All of the men in this set make quite high demands on the sculptor in terms of fine detail, and the sculpting largely meets the challenge, leaving us with some good-looking figures. Proportions are pretty good, in a rather solid style, and the sculptor has done particularly well to realise some quite complex poses without the need for any assembly. Cavalry figures are often very flat, but those in this set all look very natural, and should match well with the output from other manufacturers in recent years. The average size is a little on the high side, even allowing for the fact that heavy cavalry often attracted bigger men, but this is unlikely to be noticeable in a diorama that mixes figures from this and other sets. As we have already said, the detail on the helmets is particularly impressive (as are the feathers on the bonnets), even on those men facing the mould, but we were surprised to find that every man – even the Highlanders – wears his hair in a queue. This was not the custom by later in the Napoleonic Wars, but it is a simple job to cut this off with a knife. There is about an average amount of flash here, though some seams are quite clean. Bizarrely, the mess-tin on one of the Highlanders is half missing (the lower half), and the prone third dragoon actually has his arms some way off the ground – prone figures usually have a flat base, but not this man, so he will need to be pressed a little into the terrain to look reasonable.

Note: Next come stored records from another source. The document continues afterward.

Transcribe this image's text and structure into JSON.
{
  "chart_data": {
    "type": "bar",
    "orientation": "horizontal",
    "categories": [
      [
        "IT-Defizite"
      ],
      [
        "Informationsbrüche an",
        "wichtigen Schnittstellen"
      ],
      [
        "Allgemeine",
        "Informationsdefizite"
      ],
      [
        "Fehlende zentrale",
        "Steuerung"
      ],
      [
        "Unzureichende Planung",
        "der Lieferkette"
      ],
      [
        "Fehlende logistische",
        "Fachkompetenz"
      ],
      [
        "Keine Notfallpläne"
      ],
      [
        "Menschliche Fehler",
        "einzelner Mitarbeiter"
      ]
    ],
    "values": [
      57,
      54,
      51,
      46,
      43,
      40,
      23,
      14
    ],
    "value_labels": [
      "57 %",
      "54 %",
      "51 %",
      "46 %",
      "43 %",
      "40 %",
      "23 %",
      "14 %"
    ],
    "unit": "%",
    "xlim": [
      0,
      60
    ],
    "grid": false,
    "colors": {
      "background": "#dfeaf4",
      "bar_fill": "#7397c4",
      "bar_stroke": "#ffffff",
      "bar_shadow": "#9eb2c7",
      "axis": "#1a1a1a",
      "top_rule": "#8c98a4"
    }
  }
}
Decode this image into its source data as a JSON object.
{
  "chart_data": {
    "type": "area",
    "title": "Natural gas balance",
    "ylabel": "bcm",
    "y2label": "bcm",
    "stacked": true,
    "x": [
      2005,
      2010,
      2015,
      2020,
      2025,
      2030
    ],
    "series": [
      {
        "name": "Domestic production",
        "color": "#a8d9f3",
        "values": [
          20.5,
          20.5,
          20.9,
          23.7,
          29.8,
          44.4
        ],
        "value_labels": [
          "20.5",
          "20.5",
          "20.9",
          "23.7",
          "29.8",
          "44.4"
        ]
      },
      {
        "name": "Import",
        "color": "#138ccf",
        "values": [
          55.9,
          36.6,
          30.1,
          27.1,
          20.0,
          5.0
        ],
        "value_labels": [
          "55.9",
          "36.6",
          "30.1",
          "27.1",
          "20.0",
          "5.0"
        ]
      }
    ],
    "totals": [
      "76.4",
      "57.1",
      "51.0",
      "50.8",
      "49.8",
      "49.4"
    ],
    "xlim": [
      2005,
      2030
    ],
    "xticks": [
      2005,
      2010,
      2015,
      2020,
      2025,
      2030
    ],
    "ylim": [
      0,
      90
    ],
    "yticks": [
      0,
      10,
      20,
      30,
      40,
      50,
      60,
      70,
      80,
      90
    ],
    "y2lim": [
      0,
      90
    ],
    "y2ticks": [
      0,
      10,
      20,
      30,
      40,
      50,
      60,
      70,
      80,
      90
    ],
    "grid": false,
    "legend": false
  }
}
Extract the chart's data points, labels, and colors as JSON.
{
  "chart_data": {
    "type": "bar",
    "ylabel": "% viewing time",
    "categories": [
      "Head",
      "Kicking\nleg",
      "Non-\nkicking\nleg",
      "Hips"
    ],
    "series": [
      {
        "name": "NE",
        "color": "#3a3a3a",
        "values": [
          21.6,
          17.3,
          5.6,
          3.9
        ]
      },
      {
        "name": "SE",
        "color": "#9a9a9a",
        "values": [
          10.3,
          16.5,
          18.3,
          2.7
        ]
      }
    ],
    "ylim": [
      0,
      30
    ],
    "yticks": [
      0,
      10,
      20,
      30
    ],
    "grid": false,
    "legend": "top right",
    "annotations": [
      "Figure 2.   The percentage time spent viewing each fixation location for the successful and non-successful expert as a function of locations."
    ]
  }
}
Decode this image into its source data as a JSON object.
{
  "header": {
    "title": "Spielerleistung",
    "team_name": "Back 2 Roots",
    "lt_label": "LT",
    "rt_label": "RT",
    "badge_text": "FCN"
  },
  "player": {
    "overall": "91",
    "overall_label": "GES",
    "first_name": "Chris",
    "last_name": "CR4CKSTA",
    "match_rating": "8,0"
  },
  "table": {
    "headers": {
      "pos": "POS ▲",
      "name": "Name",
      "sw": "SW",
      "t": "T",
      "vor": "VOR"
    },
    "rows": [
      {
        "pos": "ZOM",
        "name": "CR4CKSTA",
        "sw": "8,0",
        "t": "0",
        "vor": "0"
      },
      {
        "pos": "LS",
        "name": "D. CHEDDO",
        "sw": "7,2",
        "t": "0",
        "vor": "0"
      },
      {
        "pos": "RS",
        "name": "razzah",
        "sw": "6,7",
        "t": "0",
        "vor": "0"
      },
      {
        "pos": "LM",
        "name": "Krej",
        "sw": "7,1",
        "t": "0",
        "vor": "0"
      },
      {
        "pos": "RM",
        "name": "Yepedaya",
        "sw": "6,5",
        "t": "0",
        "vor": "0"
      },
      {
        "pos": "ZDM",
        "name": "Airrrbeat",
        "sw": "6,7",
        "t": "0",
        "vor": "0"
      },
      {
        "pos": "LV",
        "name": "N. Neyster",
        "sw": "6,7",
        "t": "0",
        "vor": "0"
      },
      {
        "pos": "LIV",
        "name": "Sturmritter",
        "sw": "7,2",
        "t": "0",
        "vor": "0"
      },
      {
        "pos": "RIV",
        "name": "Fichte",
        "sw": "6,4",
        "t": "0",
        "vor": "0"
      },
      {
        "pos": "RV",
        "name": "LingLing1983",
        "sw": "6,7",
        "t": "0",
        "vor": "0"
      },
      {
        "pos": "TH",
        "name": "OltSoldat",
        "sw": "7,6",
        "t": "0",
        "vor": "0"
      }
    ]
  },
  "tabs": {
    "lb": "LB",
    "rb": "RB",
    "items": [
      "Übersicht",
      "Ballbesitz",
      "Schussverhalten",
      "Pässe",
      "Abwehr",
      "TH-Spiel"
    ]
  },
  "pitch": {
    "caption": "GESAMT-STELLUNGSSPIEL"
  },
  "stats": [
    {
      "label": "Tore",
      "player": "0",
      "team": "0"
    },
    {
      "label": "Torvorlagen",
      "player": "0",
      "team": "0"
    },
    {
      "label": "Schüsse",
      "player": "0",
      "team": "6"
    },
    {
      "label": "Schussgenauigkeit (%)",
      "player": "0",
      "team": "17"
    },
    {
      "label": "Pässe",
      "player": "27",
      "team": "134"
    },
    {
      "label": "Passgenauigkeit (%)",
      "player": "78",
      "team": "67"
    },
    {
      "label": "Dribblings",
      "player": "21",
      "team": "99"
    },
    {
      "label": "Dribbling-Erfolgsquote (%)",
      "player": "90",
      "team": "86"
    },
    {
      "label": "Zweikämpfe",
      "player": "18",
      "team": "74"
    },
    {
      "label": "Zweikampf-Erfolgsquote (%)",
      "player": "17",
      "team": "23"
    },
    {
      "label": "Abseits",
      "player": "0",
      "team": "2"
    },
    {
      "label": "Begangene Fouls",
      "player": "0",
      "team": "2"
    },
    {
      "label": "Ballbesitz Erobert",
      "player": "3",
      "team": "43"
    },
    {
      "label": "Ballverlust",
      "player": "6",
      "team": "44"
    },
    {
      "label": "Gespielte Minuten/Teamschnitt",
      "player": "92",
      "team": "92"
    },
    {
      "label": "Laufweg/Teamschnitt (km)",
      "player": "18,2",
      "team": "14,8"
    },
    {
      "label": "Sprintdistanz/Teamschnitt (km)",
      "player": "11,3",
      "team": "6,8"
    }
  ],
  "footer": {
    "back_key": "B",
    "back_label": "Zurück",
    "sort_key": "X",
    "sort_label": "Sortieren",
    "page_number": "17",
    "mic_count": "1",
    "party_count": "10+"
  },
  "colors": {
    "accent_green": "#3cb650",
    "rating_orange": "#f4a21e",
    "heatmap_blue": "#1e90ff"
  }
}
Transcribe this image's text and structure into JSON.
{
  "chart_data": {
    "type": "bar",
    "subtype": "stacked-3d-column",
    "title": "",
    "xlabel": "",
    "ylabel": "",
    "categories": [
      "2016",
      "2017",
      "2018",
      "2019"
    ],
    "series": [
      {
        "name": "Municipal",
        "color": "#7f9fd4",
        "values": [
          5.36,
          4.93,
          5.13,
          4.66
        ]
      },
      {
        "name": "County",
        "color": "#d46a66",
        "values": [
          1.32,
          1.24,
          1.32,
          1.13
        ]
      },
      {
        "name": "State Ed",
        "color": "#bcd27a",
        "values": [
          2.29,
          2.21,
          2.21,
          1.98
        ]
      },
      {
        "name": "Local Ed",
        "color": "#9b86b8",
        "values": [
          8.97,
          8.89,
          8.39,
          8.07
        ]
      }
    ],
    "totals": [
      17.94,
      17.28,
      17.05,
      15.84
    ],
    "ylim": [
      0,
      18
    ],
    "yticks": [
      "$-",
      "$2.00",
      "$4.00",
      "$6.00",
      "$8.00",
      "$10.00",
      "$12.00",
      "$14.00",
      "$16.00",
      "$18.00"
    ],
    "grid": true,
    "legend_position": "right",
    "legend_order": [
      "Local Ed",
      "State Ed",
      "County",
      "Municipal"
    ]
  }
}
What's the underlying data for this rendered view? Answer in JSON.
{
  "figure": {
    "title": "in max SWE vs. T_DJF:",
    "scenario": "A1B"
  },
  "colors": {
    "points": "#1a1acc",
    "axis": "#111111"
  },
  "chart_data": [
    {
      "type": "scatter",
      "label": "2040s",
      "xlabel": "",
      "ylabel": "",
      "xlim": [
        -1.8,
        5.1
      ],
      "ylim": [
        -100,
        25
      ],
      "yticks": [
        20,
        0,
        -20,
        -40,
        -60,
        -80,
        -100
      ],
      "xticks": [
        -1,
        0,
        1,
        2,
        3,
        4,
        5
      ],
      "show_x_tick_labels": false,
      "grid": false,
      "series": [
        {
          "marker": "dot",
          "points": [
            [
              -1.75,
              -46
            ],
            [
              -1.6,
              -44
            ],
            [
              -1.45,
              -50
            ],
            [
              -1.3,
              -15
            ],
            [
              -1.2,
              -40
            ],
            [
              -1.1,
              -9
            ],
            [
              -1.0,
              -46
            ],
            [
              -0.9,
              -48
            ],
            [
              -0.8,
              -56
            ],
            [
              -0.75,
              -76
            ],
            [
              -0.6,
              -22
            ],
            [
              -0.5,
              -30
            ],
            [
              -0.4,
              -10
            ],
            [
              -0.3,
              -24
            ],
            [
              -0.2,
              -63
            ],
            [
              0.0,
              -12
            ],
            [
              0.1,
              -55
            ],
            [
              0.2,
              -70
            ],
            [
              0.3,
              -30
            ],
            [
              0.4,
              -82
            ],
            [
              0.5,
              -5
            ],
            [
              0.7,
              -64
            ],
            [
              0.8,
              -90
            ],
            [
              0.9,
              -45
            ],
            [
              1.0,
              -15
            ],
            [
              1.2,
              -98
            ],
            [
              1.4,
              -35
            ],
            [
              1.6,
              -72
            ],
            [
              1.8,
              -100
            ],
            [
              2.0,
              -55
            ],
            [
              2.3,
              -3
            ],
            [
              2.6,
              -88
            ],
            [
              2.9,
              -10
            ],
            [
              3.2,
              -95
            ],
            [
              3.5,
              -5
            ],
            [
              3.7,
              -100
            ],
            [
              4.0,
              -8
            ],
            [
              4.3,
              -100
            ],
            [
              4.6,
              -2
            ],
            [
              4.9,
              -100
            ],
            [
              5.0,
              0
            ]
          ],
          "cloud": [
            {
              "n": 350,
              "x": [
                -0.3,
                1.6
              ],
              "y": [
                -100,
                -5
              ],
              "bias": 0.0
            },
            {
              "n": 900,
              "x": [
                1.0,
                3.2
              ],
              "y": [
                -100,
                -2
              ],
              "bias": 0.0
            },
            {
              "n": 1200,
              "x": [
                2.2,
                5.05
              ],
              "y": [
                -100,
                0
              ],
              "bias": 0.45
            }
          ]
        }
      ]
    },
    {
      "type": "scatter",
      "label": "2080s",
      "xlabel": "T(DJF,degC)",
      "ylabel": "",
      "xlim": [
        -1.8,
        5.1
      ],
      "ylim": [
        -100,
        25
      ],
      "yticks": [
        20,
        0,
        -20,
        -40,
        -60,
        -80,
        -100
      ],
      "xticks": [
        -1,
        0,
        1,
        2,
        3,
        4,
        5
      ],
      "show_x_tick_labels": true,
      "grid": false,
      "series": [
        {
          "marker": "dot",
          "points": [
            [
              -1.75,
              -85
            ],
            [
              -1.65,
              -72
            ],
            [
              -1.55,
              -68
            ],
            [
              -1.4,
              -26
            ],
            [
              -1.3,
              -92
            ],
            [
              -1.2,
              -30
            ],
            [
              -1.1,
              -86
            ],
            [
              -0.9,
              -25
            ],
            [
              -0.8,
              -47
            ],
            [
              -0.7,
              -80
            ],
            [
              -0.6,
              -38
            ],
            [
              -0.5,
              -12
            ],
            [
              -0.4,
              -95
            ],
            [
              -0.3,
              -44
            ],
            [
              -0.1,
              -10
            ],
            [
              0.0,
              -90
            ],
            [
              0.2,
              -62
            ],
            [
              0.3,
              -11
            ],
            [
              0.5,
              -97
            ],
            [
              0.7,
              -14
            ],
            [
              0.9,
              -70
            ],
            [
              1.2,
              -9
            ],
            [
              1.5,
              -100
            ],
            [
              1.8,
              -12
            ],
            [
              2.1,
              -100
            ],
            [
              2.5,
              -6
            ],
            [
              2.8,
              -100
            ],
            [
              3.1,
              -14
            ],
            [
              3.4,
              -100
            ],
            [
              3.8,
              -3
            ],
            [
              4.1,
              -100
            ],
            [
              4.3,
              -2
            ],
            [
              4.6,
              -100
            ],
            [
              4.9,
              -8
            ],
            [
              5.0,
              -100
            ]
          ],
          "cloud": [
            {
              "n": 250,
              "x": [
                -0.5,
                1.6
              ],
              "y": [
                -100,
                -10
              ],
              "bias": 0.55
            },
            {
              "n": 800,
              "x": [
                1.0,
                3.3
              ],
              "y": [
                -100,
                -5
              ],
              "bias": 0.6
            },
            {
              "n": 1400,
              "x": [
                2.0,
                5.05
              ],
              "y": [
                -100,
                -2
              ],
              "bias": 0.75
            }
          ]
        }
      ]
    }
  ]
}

There are some dramatic poses in this set, and they have been done very well, despite the challenges of the usual production method. Modelling cavalry charges is likely to remain very popular, and any diorama of the allied squares at Waterloo would undoubtedly need both casualties and dismounted men such as these. Had it been us designing this set, we would have skipped the Highlanders and provided a couple more dismounted cavalrymen, since they are still in short supply, but even as it is, this is a nicely produced and very welcome addition to the available range, and a must for any model of a French cavalry charge once it met with some response from the enemy.